2 minute read

Context

Platform engineers don’t memorize every Linux command — they memorize the few that unblock everything else.

When a system is slow, access looks wrong, or behavior differs from expectations, these commands help answer the first critical question:

What is the system actually doing right now?

This post collects a handful of commands that repeatedly prove useful in real platform and operations work.


Process and Resource Visibility

top

top provides a dynamic, real-time view of a running system. It’s often the first command to run when performance feels off.

Key fields worth understanding:

  • PID — Process ID
  • USER — Process owner
  • PR — Kernel priority
  • NI — Nice value (user-space priority hint)
  • VIRT — Total virtual memory used
  • RES — Resident (non-swapped) memory
  • SHR — Shared memory
  • %CPU — CPU usage
  • %MEM — Memory usage
  • TIME+ — Total CPU time consumed
  • COMMAND — Executable name

Why this matters for platform engineers

  • Identifies runaway processes
  • Surfaces CPU vs memory pressure
  • Helps distinguish real load from noisy neighbors
  • Provides immediate feedback without additional tooling

When combined with knowledge of virtualization or container limits, top helps explain why systems behave the way they do.


Filtering Meaningful Configuration Lines

Removing comments and blank lines

A common task is counting or extracting active configuration lines from files that include comments and whitespace.

grep -Ev '^($|#)' <path-to-file> | wc -l > <path-to-new-file>

What this does:

  • grep -Ev '^($|#)' removes blank lines and comments
  • wc -l counts remaining lines
  • Output is redirected to a new file

Why this matters

  • Auditing configuration size
  • Comparing rendered configs
  • Debugging templated output
  • Validating policy or rule sets

This pattern shows up constantly in automation and compliance workflows.
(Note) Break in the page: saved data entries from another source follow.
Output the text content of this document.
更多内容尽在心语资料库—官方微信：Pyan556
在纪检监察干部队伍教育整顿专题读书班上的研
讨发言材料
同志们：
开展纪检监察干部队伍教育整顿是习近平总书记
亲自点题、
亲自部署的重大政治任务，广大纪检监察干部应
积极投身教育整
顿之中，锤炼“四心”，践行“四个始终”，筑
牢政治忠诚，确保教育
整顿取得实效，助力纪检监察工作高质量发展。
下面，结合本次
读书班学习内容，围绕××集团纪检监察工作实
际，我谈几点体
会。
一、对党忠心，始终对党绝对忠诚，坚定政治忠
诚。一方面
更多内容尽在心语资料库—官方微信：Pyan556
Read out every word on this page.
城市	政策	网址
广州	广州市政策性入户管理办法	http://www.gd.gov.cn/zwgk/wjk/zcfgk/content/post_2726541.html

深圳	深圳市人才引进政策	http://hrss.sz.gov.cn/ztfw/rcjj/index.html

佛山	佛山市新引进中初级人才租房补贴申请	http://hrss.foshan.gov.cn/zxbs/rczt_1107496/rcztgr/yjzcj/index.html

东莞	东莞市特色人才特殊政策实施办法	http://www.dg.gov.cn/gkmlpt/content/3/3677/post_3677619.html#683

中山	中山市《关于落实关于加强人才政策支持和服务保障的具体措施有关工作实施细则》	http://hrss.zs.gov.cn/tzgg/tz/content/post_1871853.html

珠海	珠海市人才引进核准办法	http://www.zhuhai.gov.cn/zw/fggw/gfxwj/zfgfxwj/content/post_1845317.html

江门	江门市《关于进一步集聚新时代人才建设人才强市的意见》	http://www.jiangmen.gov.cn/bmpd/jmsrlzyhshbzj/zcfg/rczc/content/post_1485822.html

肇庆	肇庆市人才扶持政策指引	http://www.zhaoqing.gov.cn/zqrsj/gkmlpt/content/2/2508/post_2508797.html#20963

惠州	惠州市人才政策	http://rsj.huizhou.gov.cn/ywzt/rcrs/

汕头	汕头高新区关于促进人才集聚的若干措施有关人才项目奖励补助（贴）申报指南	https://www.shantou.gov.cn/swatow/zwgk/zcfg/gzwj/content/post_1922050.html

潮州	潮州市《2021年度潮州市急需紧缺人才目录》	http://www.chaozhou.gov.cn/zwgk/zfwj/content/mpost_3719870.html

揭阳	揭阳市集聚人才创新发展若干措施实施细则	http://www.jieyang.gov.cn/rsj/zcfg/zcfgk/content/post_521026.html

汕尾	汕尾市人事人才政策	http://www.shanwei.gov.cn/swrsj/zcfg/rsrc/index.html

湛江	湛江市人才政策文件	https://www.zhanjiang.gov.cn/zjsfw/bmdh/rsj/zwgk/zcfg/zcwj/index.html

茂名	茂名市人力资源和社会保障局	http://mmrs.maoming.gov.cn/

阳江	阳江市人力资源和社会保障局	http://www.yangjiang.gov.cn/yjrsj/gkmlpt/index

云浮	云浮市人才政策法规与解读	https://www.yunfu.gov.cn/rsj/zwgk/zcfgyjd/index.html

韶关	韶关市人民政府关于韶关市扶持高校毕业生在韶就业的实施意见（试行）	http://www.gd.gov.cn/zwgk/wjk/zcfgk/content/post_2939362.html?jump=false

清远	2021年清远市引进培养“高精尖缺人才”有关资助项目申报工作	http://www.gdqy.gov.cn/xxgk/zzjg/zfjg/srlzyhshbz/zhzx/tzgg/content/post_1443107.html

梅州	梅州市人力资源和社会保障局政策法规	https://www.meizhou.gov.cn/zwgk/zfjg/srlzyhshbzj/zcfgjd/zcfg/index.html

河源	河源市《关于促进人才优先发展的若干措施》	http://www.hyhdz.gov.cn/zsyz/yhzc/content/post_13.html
Name Service and Identity Inspection

getent

getent queries the Name Service Switch (NSS), which may pull data from:

  • local files
  • LDAP
  • SSSD
  • NIS
  • other identity providers

Examples:

getent hosts
getent group
getent passwd
getent shadow
getent services

Why platform engineers care

  • Confirms what the system believes about users, groups, and hosts
  • Helps debug authentication and authorization issues
  • Works consistently across local and directory-backed systems

If identity or access looks wrong, getent is often the fastest truth source.


In Practice: Platform Engineering Scenarios

  • CI runner behaving oddly?

    Use top to check CPU saturation or memory pressure.

  • Config drift suspected?

    Strip comments and compare active lines.

  • Access control failing mysteriously?

    Use getent to verify NSS resolution.

These commands help validate assumptions before deeper investigation.


Common Failure Modes

Symptom Likely Cause What to Check
High load but low throughput CPU contention top, virtualization layer
Access denied unexpectedly Identity mismatch getent passwd/group
Config looks correct but behaves wrong Hidden differences comment-stripped diff

Takeaways

  • You don’t need hundreds of commands — you need the right ones
  • Real-time visibility beats guesswork
  • NSS can hide complexity behind simple files
  • These commands pair well with automation and observability tools

If you can quickly answer “what’s happening right now?”, you can usually figure out what to do next.